Profiling and automated-decision rights are becoming standard
Connecticut’s new profiling rights — the ability to question, understand, review, correct, and force reevaluation of an automated decision — reflect a broader move toward giving consumers a process for contesting algorithmic outcomes, not just a disclosure that an algorithm was used.
What This Means If You Don’t Live in CT, AR, or UT
Compliance is rarely state-by-state in practice. Building one privacy system for Connecticut residents and a different, weaker one for everyone else is more engineering and legal overhead than most companies want to carry, so a lot of businesses just apply the strictest applicable standard to their entire user base. That’s why a law passed in one state regularly ends up shaping what every user of a national app or service actually experiences.
It also means these three laws are a reasonable preview of what’s coming elsewhere. A right that shows up in Connecticut’s amendments this year has a decent chance of showing up in a different state’s legislature next year, dropped into a new bill with the same structure and slightly different wording.
Practical steps you can take right now, regardless of your state
You don’t need to wait for your own state to pass something equivalent. Many of these rights are things you can simply ask for, and many companies will honor the request nationally because it’s simpler than checking your ZIP code first.
- Request a copy of your personal data. Most companies with any privacy program have a data access request process, even if your state doesn’t legally require them to honor it for you specifically.
- Ask for the list of third parties your data has been sold to. Connecticut’s new right is a useful template — even companies not legally bound by SB 1295 may have this information readily available if you ask.
- Opt out of automated profiling where you can. Look for settings related to “personalization,” “automated decision-making,” or “profiling” in account privacy settings, and turn them off if the choice is offered.
- Correct inaccurate data when you find it. If a company’s profile of you is wrong — old address, wrong purchase history, mismatched preferences — ask for a correction rather than assuming it doesn’t matter.
- Check whether the service applies privacy protections by state or universally. A company that says “these rights are available to all users” rather than “available only to residents of X” is signaling it chose the simpler, more protective path.

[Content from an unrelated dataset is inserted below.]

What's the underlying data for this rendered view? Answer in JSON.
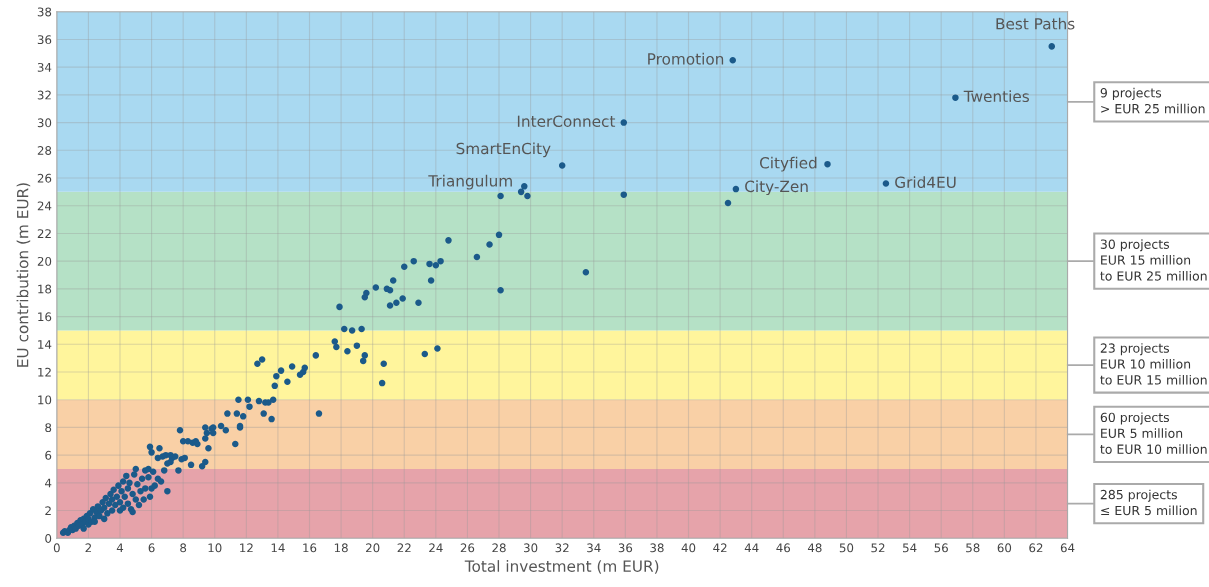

Where Storage Choices Fit Into This
None of these three laws are about cloud storage specifically, but the underlying concern is the same one that should shape where you keep your own photos, documents, and personal files: who can access this data, what gets done with it, and can you get a straight answer when you ask.
daftei doesn’t sell personal data, doesn’t train third-party AI models on what you store, and doesn’t run ads — so there’s no third-party sale list to request, because the list is empty by design. Everything is encrypted with TLS 1.3 in transit and AES-256 at rest, and daftei is built to be GDPR and CCPA compliant as a baseline, not a state-by-state patchwork. If you delete your account, you get a 30-day grace window to change your mind, after which deletion is permanent and irreversible — no quiet retention, no exceptions.
The Bigger Picture
Connecticut, Arkansas, and Utah didn’t coordinate these laws, but July 1, 2026 makes them land together, and that’s a useful nudge to look at your own data rights rather than waiting for your state to catch up. The trend across roughly 20 states with comprehensive privacy law is consistently in one direction: more categories of data protected, more rights to question and correct what’s collected, and less tolerance for collection practices that used to be standard.
You can act on most of this today, in any state, by simply asking the companies you already use for what these new laws now guarantee elsewhere. The rights spreading state to state are, in practice, available to anyone willing to ask for them first.